Huang, along with some 1,400 other residents of Xingjiaqiao, takes the initiative in every matter concerning the community, from where a new tree should be planted to who should receive a social relief payment.
However, things were wholly different before the renovation of the community. Tangles of bare wires crawled up walls or hung across streets. Calcimine on the walls of stairways could peel off at any time. Inside, conditions were unlivable, as domestic sewage escaped from aged pipes in both kitchens and bathrooms.
"I had to hold up an umbrella in the bathroom," says Huang. Back then, residents were cantankerous, always grumbling about the situation and demanding to be resettled through government support.
Xie Lan, head of the community workers and a resident of Xingjiaqiao, knew she had to help change the situation.
In 2017, the local government provided financial support to the renovation of the community. But Xie's excitement was quickly dampened by unexpected objections. Only 23 percent of residents agreed to the renovation plan. Many residents questioned the point of renovating such a dilapidated community.
Xie was not defeated. She and her colleagues visited residents, home by home. Built in the 1990s, the community was relatively new and did not qualify for government-supported demolition, she explained to them. She added that the buildings also had no potential dangers according to third-party evaluation reports and therefore could not be demolished.
Four households agreed to have their apartments renovated first, to show the changes to their fellow residents. When they saw the new, tidy and clean apartments, others changed their minds and accepted the renovation plan.
Xie recorded the personalized preferences of every household, including ceiling heights and the locations of electrical sockets, and discussed them with the contractors to try to meet the requests.
In early 2020, residents of Xingjiaqiao moved into their newly refurbished apartments. "I could not believe the light and clean kitchen and bathroom belonged to me," says Huang.
Xie won the trust and admiration of her fellow residents through the down-to-earth working style she exhibited during the renovation process. She also found an effective approach to improving community governance-sending community workers out to establish people's concerns, reporting the problems to the local government, and coordinating efforts to solve them.
But just as celebratory joy filled the community, the COVID-19 pandemic struck China and the world. Xingjiaqiao's community workers faced immediate challenges including screening for possible infections and locking down the entire community. These tasks were impossible for Xie's team of just 14 workers, so she posted a volunteer recruitment announcement in a WeChat group, unsure whether or not residents would come forward to help. Despite her worries, the group chat was flooded with responses. "I'm ready and will go all out," one message read.
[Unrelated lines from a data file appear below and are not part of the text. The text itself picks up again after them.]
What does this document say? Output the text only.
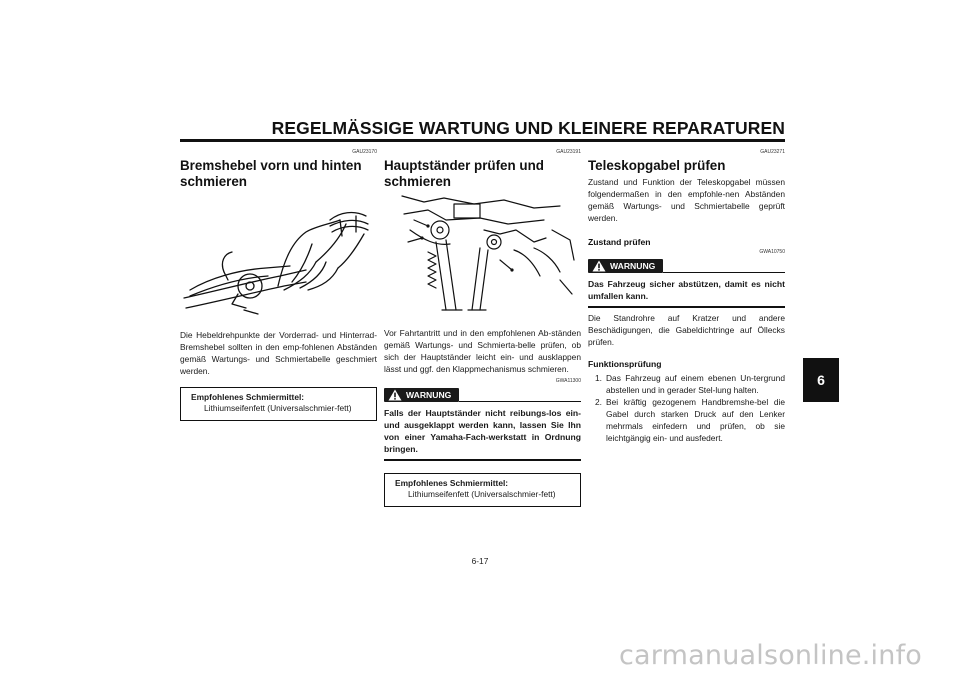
REGELMÄSSIGE WARTUNG UND KLEINERE REPARATUREN
GAU23170
Bremshebel vorn und hinten schmieren
Die Hebeldrehpunkte der Vorderrad- und Hinterrad-Bremshebel sollten in den emp-fohlenen Abständen gemäß Wartungs- und Schmiertabelle geschmiert werden.
Empfohlenes Schmiermittel:
Lithiumseifenfett (Universalschmier-fett)
GAU23191
Hauptständer prüfen und schmieren
Vor Fahrtantritt und in den empfohlenen Ab-ständen gemäß Wartungs- und Schmierta-belle prüfen, ob sich der Hauptständer leicht ein- und ausklappen lässt und ggf. den Klappmechanismus schmieren.
GWA11300
WARNUNG
Falls der Hauptständer nicht reibungs-los ein- und ausgeklappt werden kann, lassen Sie Ihn von einer Yamaha-Fach-werkstatt in Ordnung bringen.
Empfohlenes Schmiermittel:
Lithiumseifenfett (Universalschmier-fett)
GAU23271
Teleskopgabel prüfen
Zustand und Funktion der Teleskopgabel müssen folgendermaßen in den empfohle-nen Abständen gemäß Wartungs- und Schmiertabelle geprüft werden.
Zustand prüfen
GWA10750
WARNUNG
Das Fahrzeug sicher abstützen, damit es nicht umfallen kann.
Die Standrohre auf Kratzer und andere Beschädigungen, die Gabeldichtringe auf Öllecks prüfen.
Funktionsprüfung
1. Das Fahrzeug auf einem ebenen Un-tergrund abstellen und in gerader Stel-lung halten.
2. Bei kräftig gezogenem Handbremshe-bel die Gabel durch starken Druck auf den Lenker mehrmals einfedern und prüfen, ob sie leichtgängig ein- und ausfedert.
6
6-17
carmanualsonline.info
"We trust her and are willing to contribute to safeguarding our homes," says Meng Jilun, a Xingjiaqiao resident.
Though COVID-19 is largely under control in China, the volunteer team continues to serve the community. Some address difficulties faced by senior residents and the vulnerable who are living alone. Some are dedicated to accompanying seniors and helping them deal with loneliness.
"I'm happy that our community is becoming more beautiful and harmonious, and that my fellow residents are more active in bettering our community," says Xie.